One more thing about this: you don't need to be managing tiered or any kind of shared access for this basic trick to be useful. As I noted above, the usual way of using an SSH key-caching agent is by invoking it at session start, caching your key, then killing it before ending your session. However, by including the code above in your own .bash_profile, you can create your own file in /tmp, check for it, load it if present and so on.
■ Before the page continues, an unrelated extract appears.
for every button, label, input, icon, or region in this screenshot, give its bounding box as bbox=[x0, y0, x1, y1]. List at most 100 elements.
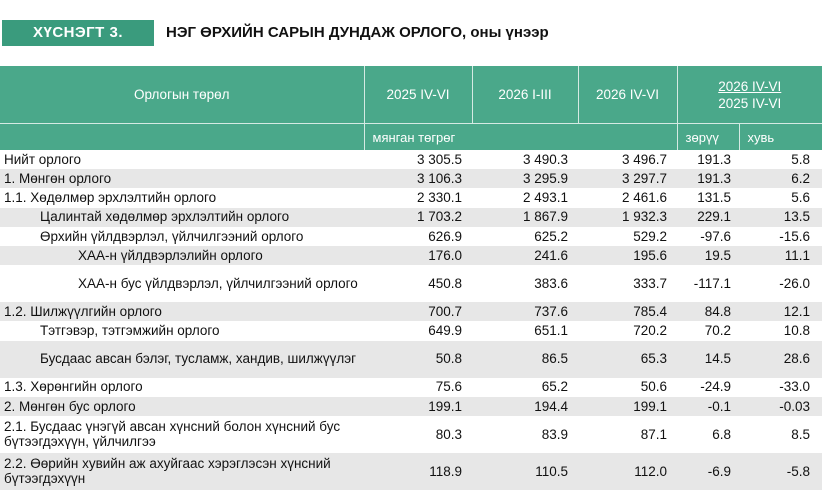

That way, the host always has just one instance of ssh-agent running, and your key is cached in it permanently (or until the next reboot, anyway).

Even if you don't want to cache your key that persistently, you still can make use of a single ssh-agent and cache your key with the timeout (-t) option mentioned earlier; you still will be saving yourself a step.

Note that if you do this, however, anyone with root on that host will have access to any account of yours that trusts your account on that machine— so caveat actor. (I use this trick only on personal boxes that only I administer.)

The trick for personal use is becoming obsolete, as Mac OS X (via SSHKeyChain) and newer versions of GNOME (via Keyring) automatically know the first time you SSH to a host with which you have a key-based authentication set up, then ask you your passphrase and cache the key for the rest of your GUI login session. Given the lack of default timeouts and warnings about root users' access to unlocked keys, I am not sure this is an unmixed technological advance. (It is possible to configure timeouts in both utilities, but it requires that users find out about the option, and take the effort to configure it.)

Acknowledgements

I gratefully acknowledge the technical review and helpful suggestions of David Scheidt and James Richmond in the preparation of this article.